Coefficiente = Prezzo di vendita IVA inclusa / Prezzo di acquisto netto IVA

Nell’esempio precedente: 144 / 80 = 1,80.

Questo coefficiente permette di passare rapidamente dal costo di acquisto al prezzo finale quando le condizioni di margine e IVA rimangono identiche.

L’IVA entra nel calcolo del margine?

Il margine commerciale descritto qui viene calcolato su importi al netto dell’IVA. L’IVA incassata dal cliente non viene quindi aggiunta al margine. Il relativo tasso serve però per convertire il prezzo di vendita netto nel prezzo IVA inclusa e per calcolare il coefficiente moltiplicatore.

Margine commerciale e redditività non sono la stessa cosa

Un margine commerciale positivo non significa automaticamente che l’attività sia redditizia. Il margine lordo non sottrae stipendi, affitti, trasporto, marketing, commissioni, energia, costi bancari e altre spese operative.

Il calcolatore analizza quindi il margine commerciale di una vendita, non l’utile netto dell’impresa. Per capire quante vendite servono a coprire i costi fissi è necessario ragionare anche sul punto di pareggio.

Sconti e margine

Uno sconto riduce il prezzo di vendita ma non riduce automaticamente il prezzo di acquisto.
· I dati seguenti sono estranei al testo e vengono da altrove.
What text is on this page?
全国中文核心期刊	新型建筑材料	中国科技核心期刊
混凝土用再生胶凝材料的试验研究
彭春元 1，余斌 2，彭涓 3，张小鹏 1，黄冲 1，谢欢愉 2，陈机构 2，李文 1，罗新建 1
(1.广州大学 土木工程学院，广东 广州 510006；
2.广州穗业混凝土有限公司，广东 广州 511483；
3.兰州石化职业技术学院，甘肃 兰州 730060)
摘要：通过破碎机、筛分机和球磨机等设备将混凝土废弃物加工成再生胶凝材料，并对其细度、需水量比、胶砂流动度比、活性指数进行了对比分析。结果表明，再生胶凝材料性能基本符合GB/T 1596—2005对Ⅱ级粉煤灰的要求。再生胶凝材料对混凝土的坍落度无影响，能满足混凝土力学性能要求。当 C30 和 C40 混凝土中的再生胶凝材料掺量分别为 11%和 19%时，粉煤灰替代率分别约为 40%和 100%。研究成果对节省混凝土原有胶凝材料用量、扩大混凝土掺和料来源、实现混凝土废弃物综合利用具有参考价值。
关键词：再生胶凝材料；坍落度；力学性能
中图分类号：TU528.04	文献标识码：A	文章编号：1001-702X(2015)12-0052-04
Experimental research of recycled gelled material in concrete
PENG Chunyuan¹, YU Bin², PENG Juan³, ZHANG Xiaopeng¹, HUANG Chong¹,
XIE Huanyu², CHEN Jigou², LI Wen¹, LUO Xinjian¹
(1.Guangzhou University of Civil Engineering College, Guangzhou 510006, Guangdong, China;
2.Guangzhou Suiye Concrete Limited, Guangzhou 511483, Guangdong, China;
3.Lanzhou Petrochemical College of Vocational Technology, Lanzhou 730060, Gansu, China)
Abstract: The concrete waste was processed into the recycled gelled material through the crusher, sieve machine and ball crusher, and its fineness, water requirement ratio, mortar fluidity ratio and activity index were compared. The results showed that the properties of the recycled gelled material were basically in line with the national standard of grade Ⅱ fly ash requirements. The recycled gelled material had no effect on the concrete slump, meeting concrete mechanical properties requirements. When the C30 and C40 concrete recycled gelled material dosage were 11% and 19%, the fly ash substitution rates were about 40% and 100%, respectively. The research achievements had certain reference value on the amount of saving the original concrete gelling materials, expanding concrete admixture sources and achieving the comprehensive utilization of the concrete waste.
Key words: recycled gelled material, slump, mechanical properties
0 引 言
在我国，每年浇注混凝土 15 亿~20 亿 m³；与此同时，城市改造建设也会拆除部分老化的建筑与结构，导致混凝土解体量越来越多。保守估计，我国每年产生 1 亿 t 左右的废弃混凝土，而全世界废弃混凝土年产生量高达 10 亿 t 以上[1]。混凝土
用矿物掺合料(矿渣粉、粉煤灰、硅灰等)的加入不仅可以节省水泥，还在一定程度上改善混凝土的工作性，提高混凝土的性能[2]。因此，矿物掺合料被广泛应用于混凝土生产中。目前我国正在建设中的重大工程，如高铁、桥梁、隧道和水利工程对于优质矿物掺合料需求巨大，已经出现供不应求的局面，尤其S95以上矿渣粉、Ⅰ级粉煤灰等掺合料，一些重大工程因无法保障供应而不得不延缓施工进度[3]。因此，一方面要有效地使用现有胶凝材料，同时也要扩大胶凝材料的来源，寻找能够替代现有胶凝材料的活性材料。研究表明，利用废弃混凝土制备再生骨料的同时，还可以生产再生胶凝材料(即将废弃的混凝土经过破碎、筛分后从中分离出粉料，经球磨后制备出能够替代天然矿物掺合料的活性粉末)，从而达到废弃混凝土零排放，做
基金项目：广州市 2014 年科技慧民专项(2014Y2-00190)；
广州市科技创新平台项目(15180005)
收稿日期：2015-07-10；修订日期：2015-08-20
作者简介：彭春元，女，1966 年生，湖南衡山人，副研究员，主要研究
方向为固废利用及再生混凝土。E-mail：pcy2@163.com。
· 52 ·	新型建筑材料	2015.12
Prima di applicare una promozione conviene quindi calcolare il nuovo prezzo e verificare il margine residuo.

In sintesi

Il tasso di margine confronta il margine con il prezzo di acquisto; l’incidenza sul prezzo di vendita lo confronta invece con il prezzo di vendita. La differenza di denominatore spiega perché i due valori percentuali non coincidono. Capire quale indicatore si sta usando è essenziale per fissare prezzi coerenti con i propri obiettivi commerciali.